Désiré Doué célèbre son but avec Ousmane Dembélé et les siens
Pour son premier rendez-vous de l’année 2026, le Paris Saint-Germain n’a pas manqué son entrée en scène. Vainqueurs 2-1 du Paris FC ce dimanche 4 janvier au Parc des Princes, les hommes de Luis Enrique ont remporté un derby francilien engagé, marqué par de l’intensité, des débats tactiques et une fin de match plus disputée que prévu.
Buteur et particulièrement actif sur le front de l’attaque, Désiré Doué a incarné l’enthousiasme parisien. À l’issue de la rencontre, le jeune international français a souligné l’importance de ce succès pour démarrer l’année sur de bonnes bases. Conscient des axes de progression, il a néanmoins salué la solidité collective affichée par son équipe, malgré le but concédé en seconde période. Pour le PSG, l’essentiel était là : gagner et envoyer un message dès janvier:
« On a mis les ingrédients pour… on a été solide défensivement. On s’est pris un but, on s’en veut un peu, mais collectivement on a remporté ce match, c’est super. On débute bien l’année »

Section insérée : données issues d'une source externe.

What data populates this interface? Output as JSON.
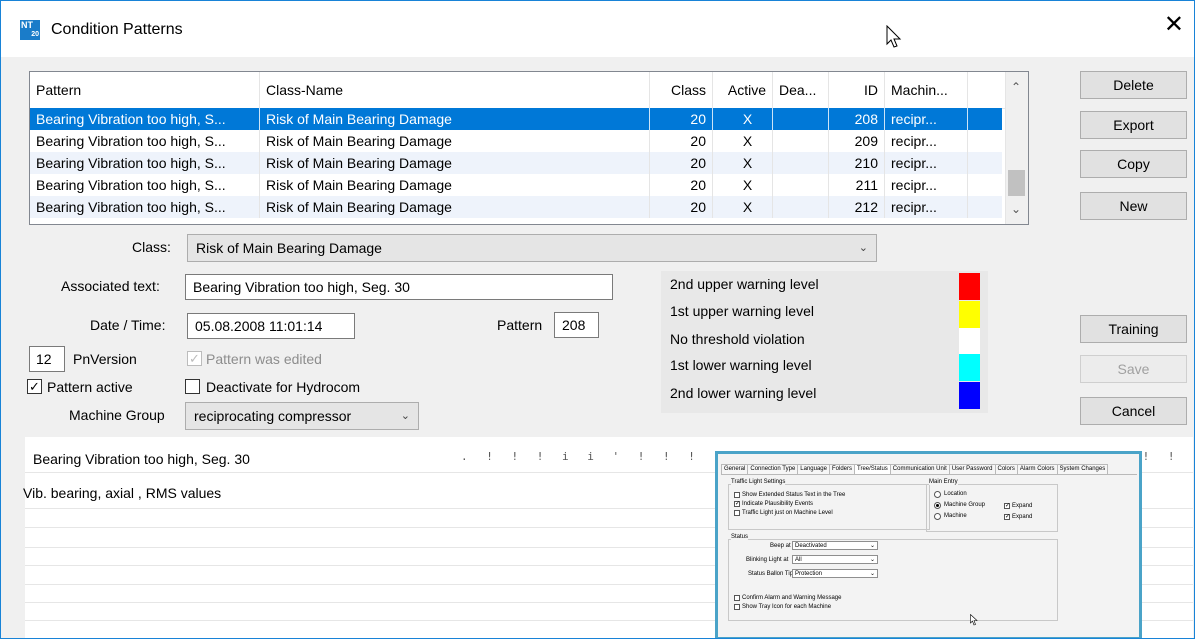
{
  "window": {
    "title": "Condition Patterns",
    "app_badge_top": "NT",
    "app_badge_bottom": "20",
    "close": "✕"
  },
  "table": {
    "columns": [
      "Pattern",
      "Class-Name",
      "Class",
      "Active",
      "Dea...",
      "ID",
      "Machin..."
    ],
    "rows": [
      [
        "Bearing Vibration too high, S...",
        "Risk of Main Bearing Damage",
        "20",
        "X",
        "",
        "208",
        "recipr..."
      ],
      [
        "Bearing Vibration too high, S...",
        "Risk of Main Bearing Damage",
        "20",
        "X",
        "",
        "209",
        "recipr..."
      ],
      [
        "Bearing Vibration too high, S...",
        "Risk of Main Bearing Damage",
        "20",
        "X",
        "",
        "210",
        "recipr..."
      ],
      [
        "Bearing Vibration too high, S...",
        "Risk of Main Bearing Damage",
        "20",
        "X",
        "",
        "211",
        "recipr..."
      ],
      [
        "Bearing Vibration too high, S...",
        "Risk of Main Bearing Damage",
        "20",
        "X",
        "",
        "212",
        "recipr..."
      ]
    ],
    "selected_row": 0
  },
  "buttons": {
    "delete": "Delete",
    "export": "Export",
    "copy": "Copy",
    "new": "New",
    "training": "Training",
    "save": "Save",
    "cancel": "Cancel"
  },
  "form": {
    "class_label": "Class:",
    "class_value": "Risk of Main Bearing Damage",
    "assoc_label": "Associated text:",
    "assoc_value": "Bearing Vibration too high, Seg. 30",
    "date_label": "Date / Time:",
    "date_value": "05.08.2008 11:01:14",
    "pattern_label": "Pattern",
    "pattern_value": "208",
    "pnversion_value": "12",
    "pnversion_label": "PnVersion",
    "edited_label": "Pattern was edited",
    "active_label": "Pattern active",
    "deactivate_label": "Deactivate for Hydrocom",
    "group_label": "Machine Group",
    "group_value": "reciprocating compressor"
  },
  "legend": [
    {
      "text": "2nd upper warning level",
      "color": "#ff0000"
    },
    {
      "text": "1st upper warning level",
      "color": "#ffff00"
    },
    {
      "text": "No threshold violation",
      "color": "#ffffff"
    },
    {
      "text": "1st lower warning level",
      "color": "#00ffff"
    },
    {
      "text": "2nd lower warning level",
      "color": "#0000ff"
    }
  ],
  "textlist": {
    "line1": "Bearing Vibration too high, Seg. 30",
    "line2": "Vib. bearing, axial , RMS values"
  },
  "embedded": {
    "tabs": [
      "General",
      "Connection Type",
      "Language",
      "Folders",
      "Tree/Status",
      "Communication Unit",
      "User Password",
      "Colors",
      "Alarm Colors",
      "System Changes"
    ],
    "active_tab": "Tree/Status",
    "traffic_title": "Traffic Light Settings",
    "opt1": "Show Extended Status Text in the Tree",
    "opt2": "Indicate Plausibility Events",
    "opt3": "Traffic Light just on Machine Level",
    "main_title": "Main Entry",
    "location": "Location",
    "machine_group": "Machine Group",
    "machine": "Machine",
    "expand": "Expand",
    "status_title": "Status",
    "beep_label": "Beep at",
    "beep_value": "Deactivated",
    "blink_label": "Blinking Light at",
    "blink_value": "All",
    "balloon_label": "Status Ballon Tip",
    "balloon_value": "Protection",
    "confirm": "Confirm Alarm and Warning Message",
    "tray": "Show Tray Icon for each Machine"
  }
}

Aligné sur le flanc gauche de la défense, Nuno Mendes s’est montré satisfait de la prestation globale des Rouge et Bleu. Le latéral portugais a estimé que son équipe avait livré un match sérieux, maîtrisé dans l’ensemble, malgré un adversaire regroupé et difficile à manœuvrer. Pour lui, la victoire reflète le travail accompli et la capacité du PSG à imposer son jeu, même face à un bloc bas.
« Je pense que c’était un bon match. Un match durant lequel on a fait tout ce que l’on devait faire sur le terrain. Jouer avec le ballon, contrôler le match depuis le début. Je pense qu’aujourd’hui on était bien dans cette étape.
Je pense que la victoire c’était parfait pour nous. Lens ? Ça fait du bien d’avoir des équipes qui jouent bien, qui essayent de gagner tous les matches. Comme ça on montre que le football français est bon aussi. C’est un grand football. Je pense qu’ils sont bien, je les félicite mais aussi les autres équipes qui sont derrière nous qui mettent la pression.
Je pense que l’on est préparé pour ça. On essaye de jouer match par match. Qu’est-ce qui me manque pour gagner le Ballon d’Or? Je pense que c’est compliqué d’arriver à ce niveau. Mais j’essaye toujours de faire mon travail sur le terrain, à l’entraînement.
J’essaye d’être moi-même et de faire le mieux tous les jours. Après, je pense qu’il manque les buts, les passes dé. C’est le plus important. Mais, je suis content d’avoir aidé l’équipe l’année dernière et Ousmane aussi. »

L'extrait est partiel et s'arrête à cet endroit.